Il y a moins d’exemples de sièges représentés par quelqu’un de sensiblement plus modéré, mais ils existent. DeSantis (0,663) a été remplacé par le représentant Michael Waltz (0,416); King (0,613) a été remplacé par Feenstra (0,413). Ironiquement, les deux plus grands mouvements à gauche sont le résultat du départ de deux des critiques les plus bruyants de Trump: Amash et Sanford. (Ils étaient peut-être anti-Trump, mais ils étaient encore très conservateurs, avec des scores DW-Nominate de 0,654 et 0,686, respectivement.) Leurs districts – deux bastions du conservatisme de la vieille école qui sont partis à l’ère de Trump – sont maintenant représenté par les représentants Peter Meijer (0,235) et Nancy Mace (0,305), qui sont déjà en train de développer leur propre réputation. Mace a vivement critiqué Trump pour son rôle dans l’incitation à l’insurrection du 6 janvier, et Meijer a même voté pour destituer Trump à ce sujet.

Vous pouvez également ajouter la transition de l’ancien sénateur Orrin Hatch au sénateur Mitt Romney à cette liste. Bien que DW-Nominate ne considère pas cela comme un grand changement idéologique (de 0,382 à 0,321), Hatch a voté avec Trump 96% du temps, tandis que Romney est devenu l’un des républicains anti-Trump les plus virulents du Congrès.
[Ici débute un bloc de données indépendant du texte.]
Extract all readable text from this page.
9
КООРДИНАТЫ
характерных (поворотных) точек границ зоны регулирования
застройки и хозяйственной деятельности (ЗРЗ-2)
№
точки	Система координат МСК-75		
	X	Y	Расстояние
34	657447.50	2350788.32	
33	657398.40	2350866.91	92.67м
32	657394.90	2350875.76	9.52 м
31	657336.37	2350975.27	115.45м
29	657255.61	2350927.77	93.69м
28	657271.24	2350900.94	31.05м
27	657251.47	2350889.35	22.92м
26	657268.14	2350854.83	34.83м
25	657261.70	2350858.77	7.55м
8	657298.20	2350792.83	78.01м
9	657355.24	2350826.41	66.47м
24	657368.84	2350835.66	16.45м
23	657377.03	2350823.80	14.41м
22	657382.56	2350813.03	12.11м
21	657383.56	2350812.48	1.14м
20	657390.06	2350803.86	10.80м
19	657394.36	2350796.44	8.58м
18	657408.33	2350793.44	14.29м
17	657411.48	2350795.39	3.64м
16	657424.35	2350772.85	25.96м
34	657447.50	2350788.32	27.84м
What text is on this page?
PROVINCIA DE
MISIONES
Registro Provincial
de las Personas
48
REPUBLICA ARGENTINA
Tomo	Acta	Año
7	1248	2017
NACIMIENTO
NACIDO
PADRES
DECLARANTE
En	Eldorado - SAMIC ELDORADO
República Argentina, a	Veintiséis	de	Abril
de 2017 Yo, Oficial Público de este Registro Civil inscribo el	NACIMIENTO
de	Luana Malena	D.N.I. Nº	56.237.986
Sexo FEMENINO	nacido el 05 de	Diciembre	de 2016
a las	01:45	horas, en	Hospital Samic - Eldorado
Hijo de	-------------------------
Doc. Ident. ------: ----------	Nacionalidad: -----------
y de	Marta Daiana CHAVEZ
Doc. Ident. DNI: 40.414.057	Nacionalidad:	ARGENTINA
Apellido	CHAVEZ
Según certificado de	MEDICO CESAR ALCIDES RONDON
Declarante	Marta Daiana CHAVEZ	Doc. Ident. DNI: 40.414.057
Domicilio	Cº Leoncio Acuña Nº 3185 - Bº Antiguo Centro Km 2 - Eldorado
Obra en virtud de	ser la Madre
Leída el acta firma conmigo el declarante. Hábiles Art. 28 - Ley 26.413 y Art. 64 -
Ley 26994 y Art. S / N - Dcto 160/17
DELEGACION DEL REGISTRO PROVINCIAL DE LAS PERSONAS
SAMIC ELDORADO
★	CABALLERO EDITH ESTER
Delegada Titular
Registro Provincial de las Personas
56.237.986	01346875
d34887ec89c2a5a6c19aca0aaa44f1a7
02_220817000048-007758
Ainsi, même si le GOP devient globalement plus conservateur, de nouvelles voix anti-Trump s’ajoutent toujours au mélange.

L’exode républicain depuis la prise de fonction de Trump a attiré beaucoup d’attention – mais la couverture se concentre trop souvent sur des plats à emporter incomplets, comme ce que signifient les retraites républicaines pour les chances des démocrates. Mais étant donné que la grande majorité des États et des districts du Congrès sont sûrs pour l’un ou l’autre parti, le roulement a beaucoup plus d’impact sur l’idéologie et la direction du parti lui-même. Cette histoire est compliquée pour le GOP, avec certains modérés cédant la place aux conservateurs et certains conservateurs cédant la place aux modérés. Mais dans l’ensemble, il semble que le côté conservateur et pro-Trump l’emporte.